Howard got involved in the effort when her daughter, Toni Puckett of Farmville, called to see if she could make masks for Dayton Puckett and his staff at Puckett Funeral Home in Farmville.

“Dayton had ordered N95 masks well over a month ago, but they never arrived. We now believe that it could be months before they get here,” Puckett said. “Some of my friends on Facebook had been sharing some tutorials, so I emailed them to my mother to review and she was happy to make the masks for Dayton and his staff and asked me to call The Woodland Nursing Home to see if they needed masks for their staff or patients.”

Howard says that when help is needed during a time like this that all able people will respond in any way that they can.

“I personally like helping people and this pandemic is a horror and requires we each do what we can,” Howard said. “Thus, if the masks only help to keep people’s hands off their faces, they will have served a good purpose and we will certainly continue as long as there is a need and we have supplies.”

As of Monday, Howard says she has produced 100 masks. Making them is a team effort.

“I sew assembly-line fashion making these masks,” Howard said. “My husband pitches in and cuts things apart, clips on ties ready to sew, ties knots in the strings and clips threads. He does it to help me and those receiving the masks.”

For Dunaway, she is not only making homemade masks. She is also teaching several area school children a life skill.

According to Dunaway, now that schools are closed, she is keeping her grandchildren and several other children whose parents still need to go into work each day.

“With the kids out of school, this has been their homeschooling lessons,” Dunaway said. “They are learning home economics and art and they are learning how good it feels to help others also.”

Dunaway says she began making masks after talking with her daughter Wendy Tucker who works in the emergency department at Centra Southside Community Hospital.

“My daughter said the emergency department needed covers for their regular masks because they were hard to get, so they were reusing ones they had.”

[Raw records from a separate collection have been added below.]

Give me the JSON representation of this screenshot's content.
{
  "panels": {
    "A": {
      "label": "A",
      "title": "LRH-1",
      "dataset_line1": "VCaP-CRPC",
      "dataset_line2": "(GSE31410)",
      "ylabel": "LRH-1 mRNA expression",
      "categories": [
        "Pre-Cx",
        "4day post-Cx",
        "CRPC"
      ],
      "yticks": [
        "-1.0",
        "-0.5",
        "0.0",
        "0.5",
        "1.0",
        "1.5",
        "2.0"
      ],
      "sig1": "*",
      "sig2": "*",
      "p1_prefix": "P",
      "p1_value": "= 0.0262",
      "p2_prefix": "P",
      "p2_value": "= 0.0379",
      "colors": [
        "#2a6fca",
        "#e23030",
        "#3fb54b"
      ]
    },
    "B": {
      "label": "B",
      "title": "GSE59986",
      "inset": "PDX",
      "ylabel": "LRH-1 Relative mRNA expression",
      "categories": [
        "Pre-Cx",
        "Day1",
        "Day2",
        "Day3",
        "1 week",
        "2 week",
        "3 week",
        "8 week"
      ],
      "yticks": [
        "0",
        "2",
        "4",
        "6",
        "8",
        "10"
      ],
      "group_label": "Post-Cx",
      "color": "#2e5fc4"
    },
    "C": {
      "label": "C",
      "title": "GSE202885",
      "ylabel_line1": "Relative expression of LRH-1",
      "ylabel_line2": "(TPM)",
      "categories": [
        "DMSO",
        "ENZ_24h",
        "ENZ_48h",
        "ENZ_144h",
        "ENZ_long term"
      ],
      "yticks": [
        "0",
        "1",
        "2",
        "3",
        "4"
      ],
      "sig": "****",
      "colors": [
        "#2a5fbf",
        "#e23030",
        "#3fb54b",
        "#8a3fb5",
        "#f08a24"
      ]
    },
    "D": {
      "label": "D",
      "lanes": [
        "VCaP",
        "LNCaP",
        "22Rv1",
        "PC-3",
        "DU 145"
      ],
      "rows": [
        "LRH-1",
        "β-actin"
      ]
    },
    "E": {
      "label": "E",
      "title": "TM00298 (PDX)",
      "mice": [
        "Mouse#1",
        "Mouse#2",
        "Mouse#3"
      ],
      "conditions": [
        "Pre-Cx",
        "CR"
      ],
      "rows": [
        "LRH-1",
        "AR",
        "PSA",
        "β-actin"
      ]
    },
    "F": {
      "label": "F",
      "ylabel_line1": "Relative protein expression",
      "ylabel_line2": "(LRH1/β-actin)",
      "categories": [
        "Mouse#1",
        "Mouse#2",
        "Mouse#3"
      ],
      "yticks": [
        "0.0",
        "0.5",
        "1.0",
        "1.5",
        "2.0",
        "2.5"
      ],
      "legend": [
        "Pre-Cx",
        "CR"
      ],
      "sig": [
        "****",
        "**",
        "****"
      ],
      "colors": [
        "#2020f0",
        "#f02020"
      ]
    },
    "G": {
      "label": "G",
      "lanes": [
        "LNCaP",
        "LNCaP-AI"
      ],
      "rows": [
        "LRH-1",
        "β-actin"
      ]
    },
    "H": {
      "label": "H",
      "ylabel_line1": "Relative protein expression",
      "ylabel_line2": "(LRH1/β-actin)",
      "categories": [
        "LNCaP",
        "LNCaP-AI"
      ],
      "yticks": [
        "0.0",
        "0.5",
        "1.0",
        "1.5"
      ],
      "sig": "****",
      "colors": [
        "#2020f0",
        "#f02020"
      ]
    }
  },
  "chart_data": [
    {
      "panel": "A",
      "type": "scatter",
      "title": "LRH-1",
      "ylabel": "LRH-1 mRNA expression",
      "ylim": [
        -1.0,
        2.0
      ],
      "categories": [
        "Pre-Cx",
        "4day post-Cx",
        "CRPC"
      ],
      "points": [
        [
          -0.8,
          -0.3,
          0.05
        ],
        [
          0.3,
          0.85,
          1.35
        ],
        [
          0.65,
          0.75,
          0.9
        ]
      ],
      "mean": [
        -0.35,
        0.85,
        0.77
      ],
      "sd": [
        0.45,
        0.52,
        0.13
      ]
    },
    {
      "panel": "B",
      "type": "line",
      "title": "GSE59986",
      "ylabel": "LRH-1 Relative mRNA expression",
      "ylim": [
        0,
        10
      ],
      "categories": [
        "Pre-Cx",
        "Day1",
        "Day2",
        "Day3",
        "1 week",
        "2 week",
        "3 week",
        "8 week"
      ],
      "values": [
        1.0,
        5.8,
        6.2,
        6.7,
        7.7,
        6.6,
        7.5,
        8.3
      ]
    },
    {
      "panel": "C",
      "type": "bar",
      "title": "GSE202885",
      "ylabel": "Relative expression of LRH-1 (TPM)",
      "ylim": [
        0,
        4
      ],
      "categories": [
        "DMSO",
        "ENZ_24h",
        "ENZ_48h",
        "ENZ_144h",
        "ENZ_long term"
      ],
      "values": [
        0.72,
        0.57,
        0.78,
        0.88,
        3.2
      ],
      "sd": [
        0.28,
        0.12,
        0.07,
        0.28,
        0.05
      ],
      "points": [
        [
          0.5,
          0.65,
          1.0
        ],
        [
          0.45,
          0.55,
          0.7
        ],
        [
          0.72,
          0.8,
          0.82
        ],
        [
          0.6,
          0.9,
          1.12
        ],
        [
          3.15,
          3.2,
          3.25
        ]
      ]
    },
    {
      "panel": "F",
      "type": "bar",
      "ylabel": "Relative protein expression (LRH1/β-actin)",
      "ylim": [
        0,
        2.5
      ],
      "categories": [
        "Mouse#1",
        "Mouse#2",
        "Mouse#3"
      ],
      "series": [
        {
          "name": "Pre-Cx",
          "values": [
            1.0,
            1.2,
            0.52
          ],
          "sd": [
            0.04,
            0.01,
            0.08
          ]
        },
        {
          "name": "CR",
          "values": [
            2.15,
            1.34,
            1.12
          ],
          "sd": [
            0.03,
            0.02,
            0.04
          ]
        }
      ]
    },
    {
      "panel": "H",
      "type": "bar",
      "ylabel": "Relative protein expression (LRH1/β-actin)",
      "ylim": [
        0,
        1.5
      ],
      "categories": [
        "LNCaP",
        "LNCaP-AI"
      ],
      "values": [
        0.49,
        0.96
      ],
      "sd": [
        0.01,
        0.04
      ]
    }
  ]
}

According to Dunaway, her daughter got a design approved, and “it just went from there.”

“I tell everyone who asks how much they owe for one of these masks that they owe nothing,” Dunaway said. “We will continue to sew as long as there is a need and all we ask in return is for everyone to pay it forward.”

To date, Dunaway, and the children she watches, have made close to 300 masks, with some of them being shipped to nurses in New York.